Voor de toepassing van deze wet en de daarop berustende bepalingen wordt onder ‘ernstig nadeel’ verstaan, het bestaan van of het aanzienlijk risico op:
- a.
levensgevaar, ernstig lichamelijk letsel, ernstige psychische, materiële, immateriële of financiële schade, ernstige verwaarlozing of maatschappelijke teloorgang, ernstig verstoorde ontwikkeling voor of van betrokkene of een ander;
- b.
bedreiging van de veiligheid van betrokkene al dan niet doordat hij onder invloed van een ander raakt;
- c.
de situatie dat betrokkene met hinderlijk gedrag agressie van anderen oproept;
- d.
de situatie dat de algemene veiligheid van personen of goederen in gevaar is.
3.
Een op grond van deze wet voor betrokkene afgegeven zorgmachtiging tot opname in een accommodatie schorst een eerdere voor deze persoon afgegeven rechterlijke machtiging op grond van de Wet zorg en dwang psychogeriatrische en verstandelijk gehandicapte cliënten zodra betrokkene is opgenomen in een accommodatie.
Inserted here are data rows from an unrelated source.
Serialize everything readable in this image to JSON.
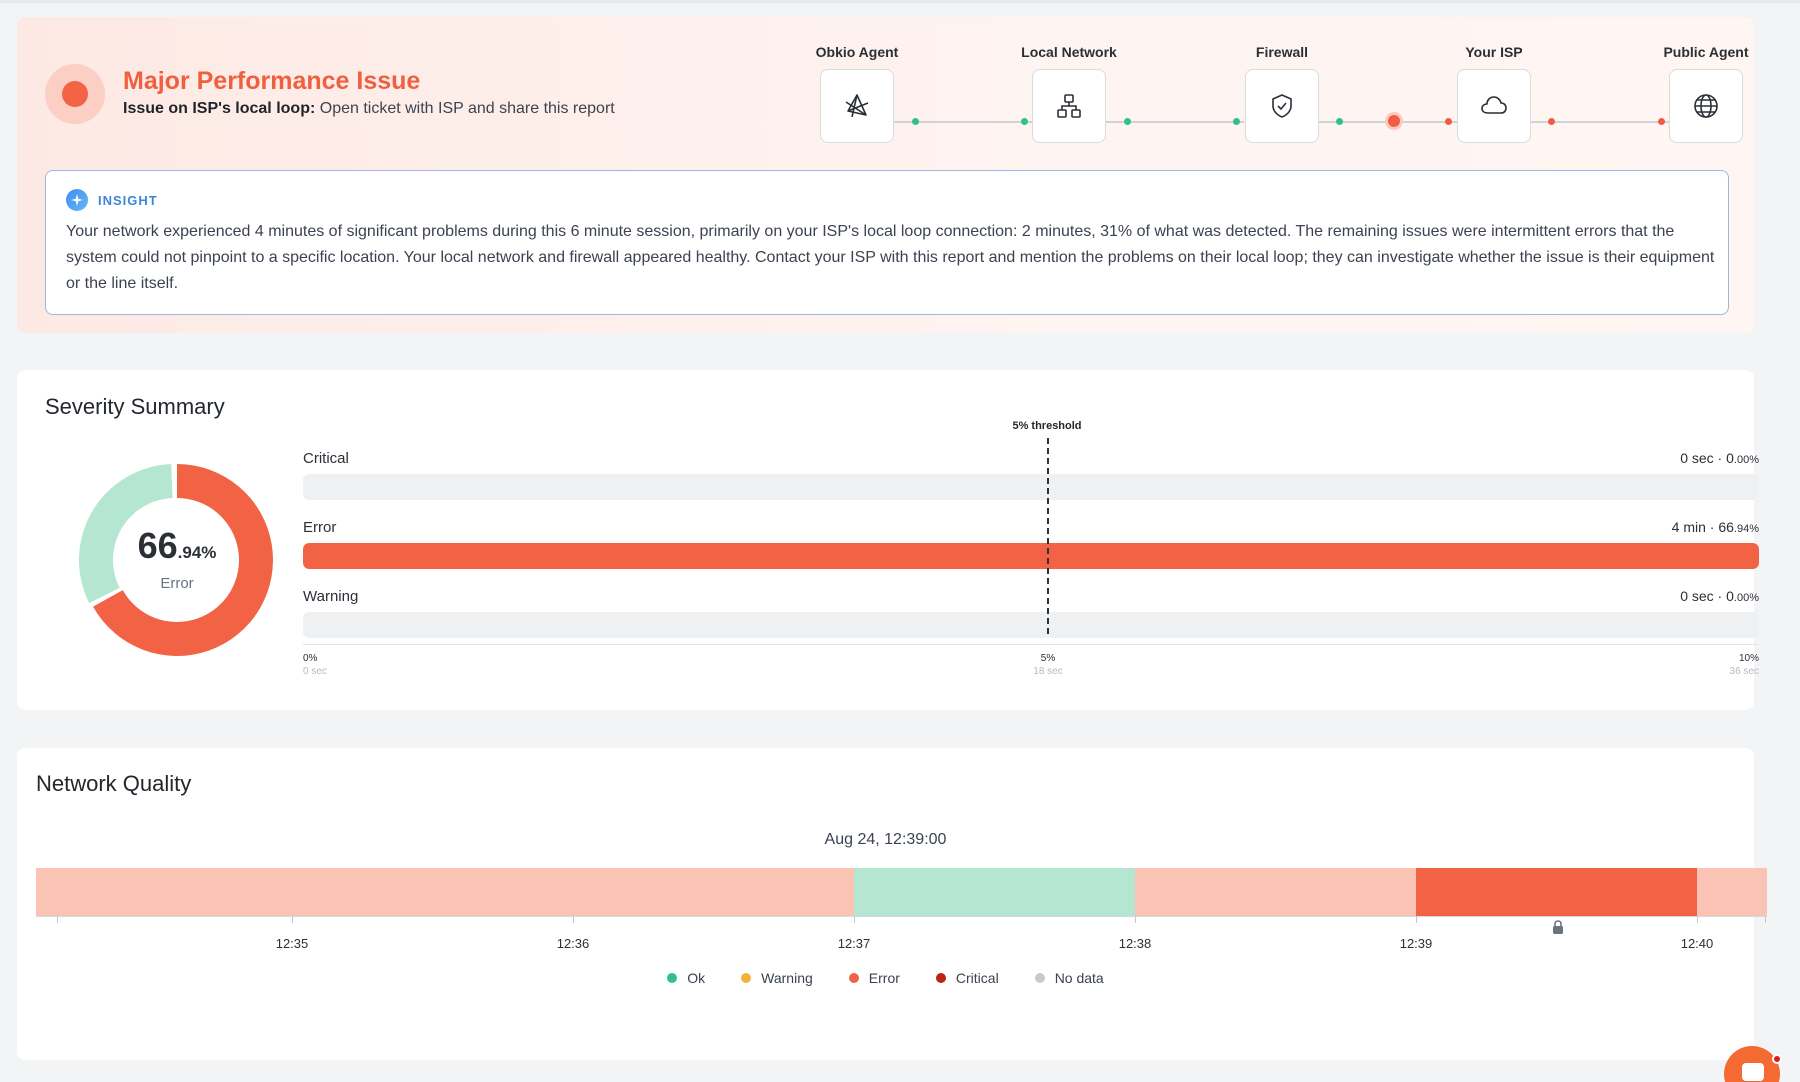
{
  "issue": {
    "title": "Major Performance Issue",
    "subtitle_bold": "Issue on ISP's local loop:",
    "subtitle_text": " Open ticket with ISP and share this report",
    "status_color": "#f36446"
  },
  "path": {
    "hops": [
      {
        "label": "Obkio Agent",
        "icon": "agent-icon"
      },
      {
        "label": "Local Network",
        "icon": "network-icon"
      },
      {
        "label": "Firewall",
        "icon": "shield-icon"
      },
      {
        "label": "Your ISP",
        "icon": "cloud-icon"
      },
      {
        "label": "Public Agent",
        "icon": "globe-icon"
      }
    ],
    "link_status": [
      "ok",
      "ok",
      "error",
      "error"
    ]
  },
  "insight": {
    "label": "INSIGHT",
    "text": "Your network experienced 4 minutes of significant problems during this 6 minute session, primarily on your ISP's local loop connection: 2 minutes, 31% of what was detected. The remaining issues were intermittent errors that the system could not pinpoint to a specific location. Your local network and firewall appeared healthy. Contact your ISP with this report and mention the problems on their local loop; they can investigate whether the issue is their equipment or the line itself."
  },
  "severity": {
    "title": "Severity Summary",
    "donut": {
      "value_int": "66",
      "value_dec": ".94%",
      "caption": "Error",
      "error_fraction": 0.6694
    },
    "threshold_label": "5% threshold",
    "rows": [
      {
        "name": "Critical",
        "duration": "0 sec",
        "sep": " · ",
        "pct_int": "0",
        "pct_dec": ".00%",
        "fill_fraction": 0.0
      },
      {
        "name": "Error",
        "duration": "4 min",
        "sep": " · ",
        "pct_int": "66",
        "pct_dec": ".94%",
        "fill_fraction": 1.0
      },
      {
        "name": "Warning",
        "duration": "0 sec",
        "sep": " · ",
        "pct_int": "0",
        "pct_dec": ".00%",
        "fill_fraction": 0.0
      }
    ],
    "axis": [
      {
        "pct": "0%",
        "time": "0 sec"
      },
      {
        "pct": "5%",
        "time": "18 sec"
      },
      {
        "pct": "10%",
        "time": "36 sec"
      }
    ]
  },
  "network_quality": {
    "title": "Network Quality",
    "date": "Aug 24, 12:39:00",
    "ticks": [
      "12:35",
      "12:36",
      "12:37",
      "12:38",
      "12:39",
      "12:40"
    ],
    "segments": [
      {
        "status": "error-light"
      },
      {
        "status": "error-light"
      },
      {
        "status": "error-light"
      },
      {
        "status": "ok"
      },
      {
        "status": "error-light"
      },
      {
        "status": "error"
      },
      {
        "status": "error-light"
      }
    ],
    "legend": [
      {
        "label": "Ok",
        "color": "#2fc08b"
      },
      {
        "label": "Warning",
        "color": "#f5b13d"
      },
      {
        "label": "Error",
        "color": "#f26345"
      },
      {
        "label": "Critical",
        "color": "#b8240f"
      },
      {
        "label": "No data",
        "color": "#c7c9cc"
      }
    ]
  }
}
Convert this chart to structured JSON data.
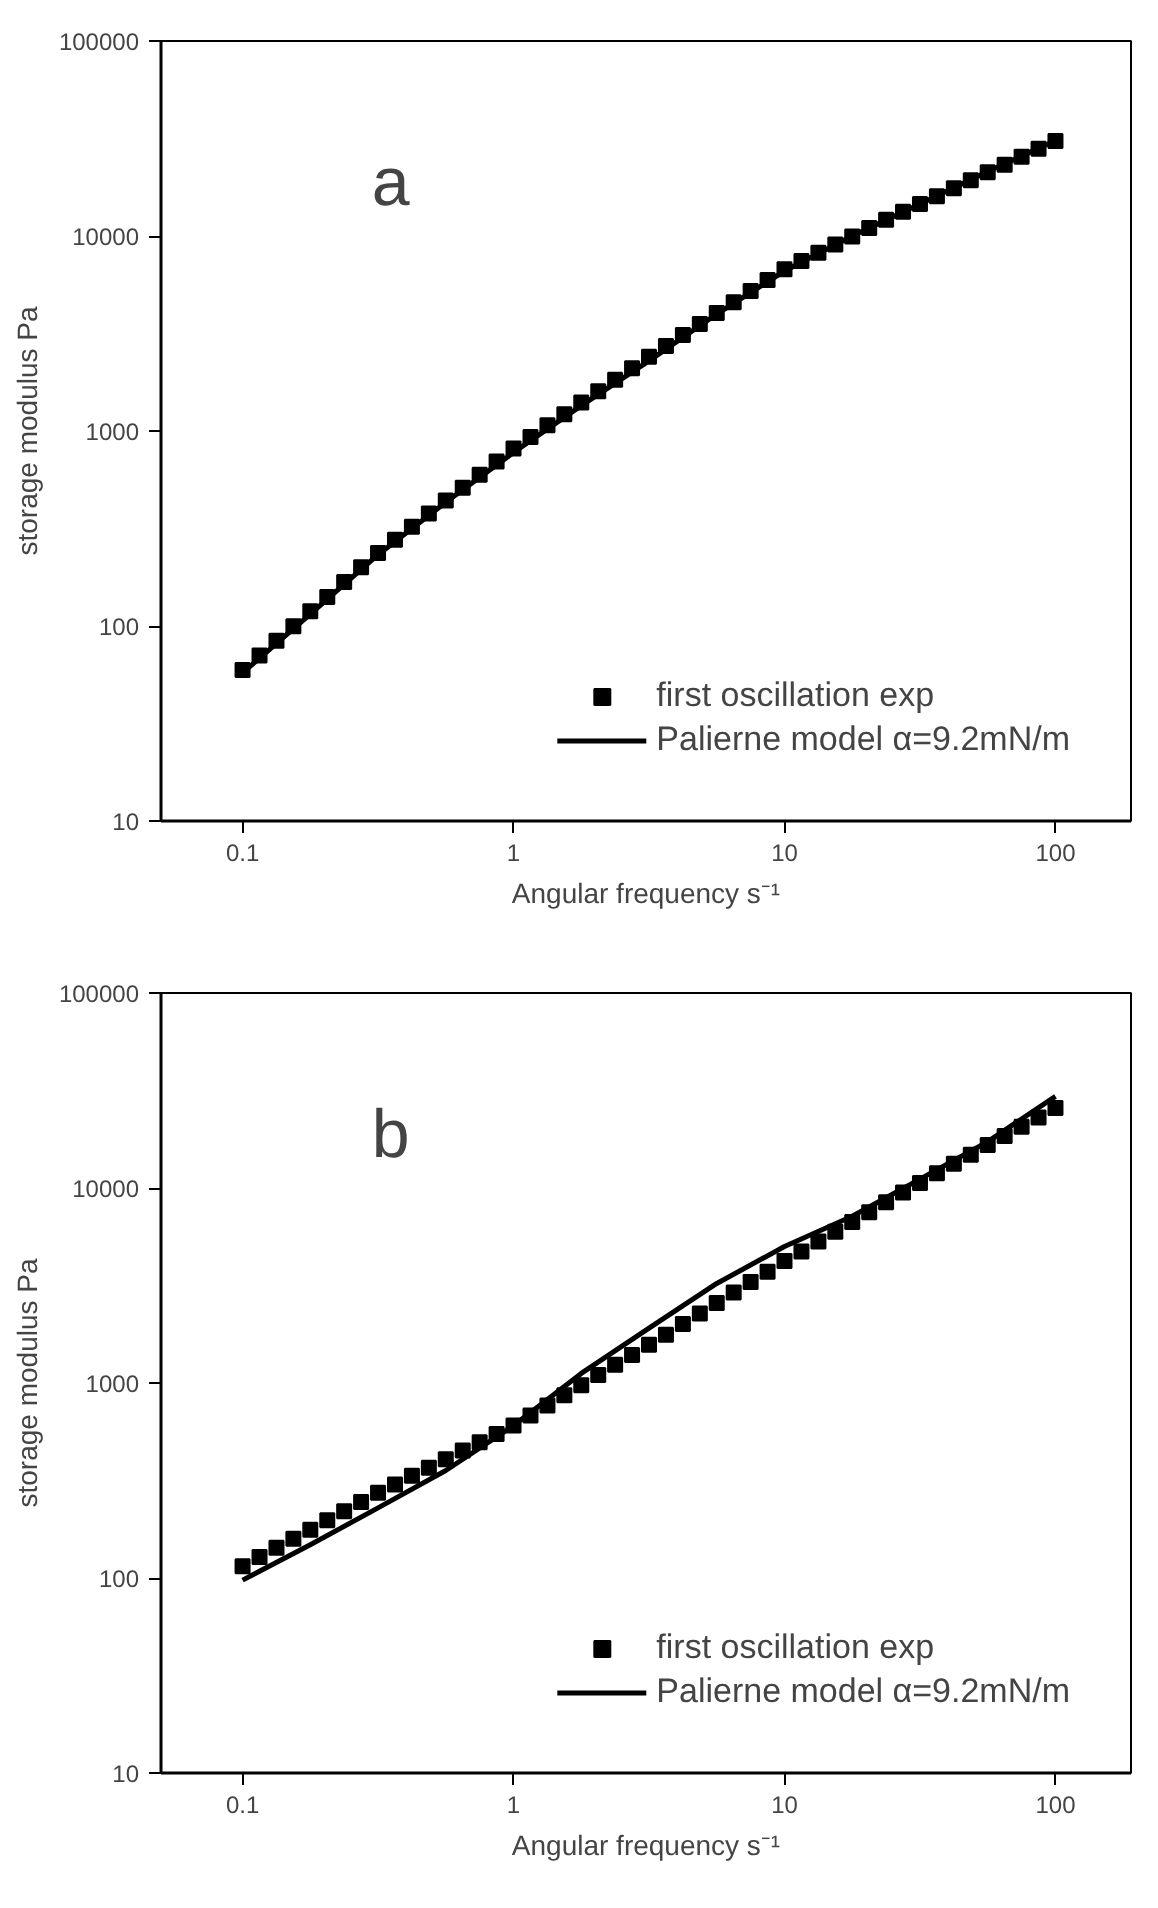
{
  "chart_data": [
    {
      "type": "scatter",
      "xlabel": "Angular frequency s⁻¹",
      "ylabel": "storage modulus Pa",
      "annotations": [
        "a"
      ],
      "log": "xy",
      "grid": false,
      "legend": "bottom right",
      "xlim": [
        0.05,
        190
      ],
      "ylim": [
        10,
        100000
      ],
      "xticks": [
        0.1,
        1,
        10,
        100
      ],
      "yticks": [
        10,
        100,
        1000,
        10000,
        100000
      ],
      "series": [
        {
          "name": "first oscillation exp",
          "type": "scatter",
          "marker": "square",
          "color": "#000000",
          "x": [
            0.1,
            0.1155,
            0.1334,
            0.154,
            0.1778,
            0.2054,
            0.2371,
            0.2738,
            0.3162,
            0.3652,
            0.4217,
            0.487,
            0.5623,
            0.6494,
            0.7499,
            0.866,
            1,
            1.155,
            1.334,
            1.54,
            1.778,
            2.054,
            2.371,
            2.738,
            3.162,
            3.652,
            4.217,
            4.87,
            5.623,
            6.494,
            7.499,
            8.66,
            10,
            11.55,
            13.34,
            15.4,
            17.78,
            20.54,
            23.71,
            27.38,
            31.62,
            36.52,
            42.17,
            48.7,
            56.23,
            64.94,
            74.99,
            86.6,
            100
          ],
          "values": [
            59.4,
            70.6,
            84.0,
            99.8,
            119,
            141,
            168,
            200,
            237,
            277,
            323,
            377,
            440,
            512,
            597,
            697,
            813,
            931,
            1070,
            1220,
            1400,
            1600,
            1830,
            2100,
            2400,
            2730,
            3110,
            3540,
            4030,
            4580,
            5220,
            5940,
            6760,
            7450,
            8200,
            9040,
            9950,
            11000,
            12100,
            13300,
            14600,
            16000,
            17600,
            19300,
            21200,
            23200,
            25500,
            28000,
            30700
          ]
        },
        {
          "name": "Palierne model α=9.2mN/m",
          "type": "line",
          "line_style": "solid",
          "color": "#000000",
          "x": [
            0.1,
            0.1778,
            0.3162,
            0.5623,
            1,
            1.778,
            3.162,
            5.623,
            10,
            17.78,
            31.62,
            56.23,
            100
          ],
          "values": [
            57.5,
            115,
            232,
            431,
            776,
            1350,
            2290,
            3980,
            6610,
            10000,
            14600,
            21400,
            30900
          ]
        }
      ]
    },
    {
      "type": "scatter",
      "xlabel": "Angular frequency s⁻¹",
      "ylabel": "storage modulus Pa",
      "annotations": [
        "b"
      ],
      "log": "xy",
      "grid": false,
      "legend": "bottom right",
      "xlim": [
        0.05,
        190
      ],
      "ylim": [
        10,
        100000
      ],
      "xticks": [
        0.1,
        1,
        10,
        100
      ],
      "yticks": [
        10,
        100,
        1000,
        10000,
        100000
      ],
      "series": [
        {
          "name": "first oscillation exp",
          "type": "scatter",
          "marker": "square",
          "color": "#000000",
          "x": [
            0.1,
            0.1155,
            0.1334,
            0.154,
            0.1778,
            0.2054,
            0.2371,
            0.2738,
            0.3162,
            0.3652,
            0.4217,
            0.487,
            0.5623,
            0.6494,
            0.7499,
            0.866,
            1,
            1.155,
            1.334,
            1.54,
            1.778,
            2.054,
            2.371,
            2.738,
            3.162,
            3.652,
            4.217,
            4.87,
            5.623,
            6.494,
            7.499,
            8.66,
            10,
            11.55,
            13.34,
            15.4,
            17.78,
            20.54,
            23.71,
            27.38,
            31.62,
            36.52,
            42.17,
            48.7,
            56.23,
            64.94,
            74.99,
            86.6,
            100
          ],
          "values": [
            115,
            128,
            143,
            159,
            177,
            198,
            220,
            245,
            274,
            302,
            334,
            368,
            406,
            450,
            497,
            548,
            605,
            682,
            767,
            865,
            975,
            1100,
            1240,
            1390,
            1570,
            1770,
            2010,
            2270,
            2570,
            2910,
            3300,
            3720,
            4220,
            4730,
            5320,
            5970,
            6700,
            7520,
            8450,
            9480,
            10600,
            11900,
            13300,
            14800,
            16600,
            18500,
            20600,
            23000,
            25700
          ]
        },
        {
          "name": "Palierne model α=9.2mN/m",
          "type": "line",
          "line_style": "solid",
          "color": "#000000",
          "x": [
            0.1,
            0.1778,
            0.3162,
            0.5623,
            1,
            1.778,
            3.162,
            5.623,
            10,
            17.78,
            31.62,
            56.23,
            100
          ],
          "values": [
            97.5,
            148,
            229,
            356,
            605,
            1120,
            1910,
            3240,
            5010,
            7160,
            11100,
            17300,
            29500
          ]
        }
      ]
    }
  ]
}
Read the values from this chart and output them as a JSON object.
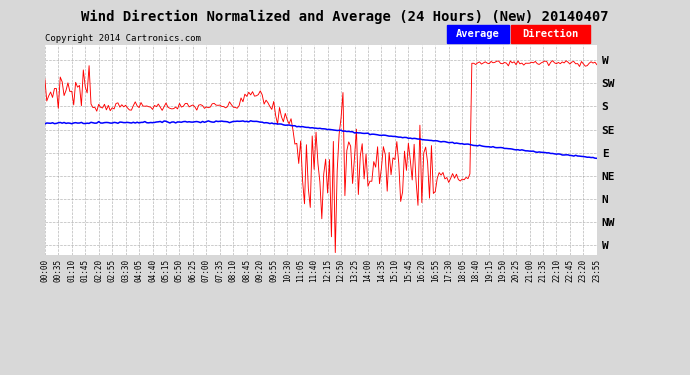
{
  "title": "Wind Direction Normalized and Average (24 Hours) (New) 20140407",
  "copyright": "Copyright 2014 Cartronics.com",
  "background_color": "#d8d8d8",
  "plot_bg_color": "#ffffff",
  "y_labels": [
    "W",
    "SW",
    "S",
    "SE",
    "E",
    "NE",
    "N",
    "NW",
    "W"
  ],
  "y_values": [
    360,
    315,
    270,
    225,
    180,
    135,
    90,
    45,
    0
  ],
  "ylim": [
    -20,
    390
  ],
  "legend_avg_color": "#0000cc",
  "legend_dir_color": "#ff0000",
  "legend_avg_label": "Average",
  "legend_dir_label": "Direction",
  "grid_color": "#999999",
  "title_fontsize": 10,
  "copyright_fontsize": 6.5,
  "ylabel_fontsize": 8,
  "xlabel_fontsize": 5.5
}
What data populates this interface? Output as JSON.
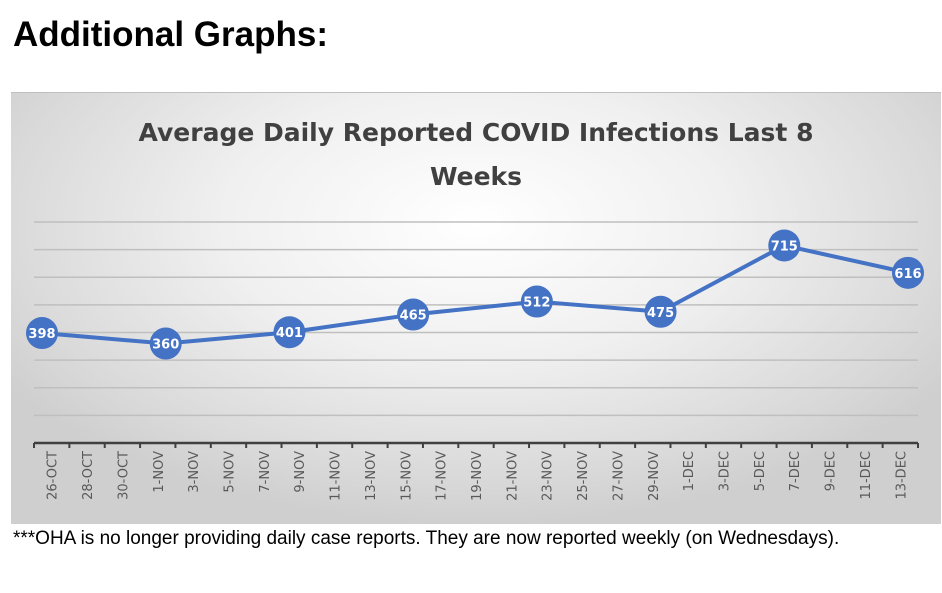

De schorsing eindigt op het moment dat de zorgmachtiging vervalt.
4.
Een op grond van deze wet voor betrokkene afgegeven zorgmachtiging tot opname in een accommodatie schorst een eerdere voor deze persoon afgegeven rechterlijke machtiging op grond van hoofdstuk 6 van de Jeugdwet zodra betrokkene is opgenomen in een accommodatie. De schorsing eindigt op het moment dat de zorgmachtiging vervalt. Bij toepassing van deze bepaling is artikel 6.1.12, derde lid, van de Jeugdwet niet van toepassing.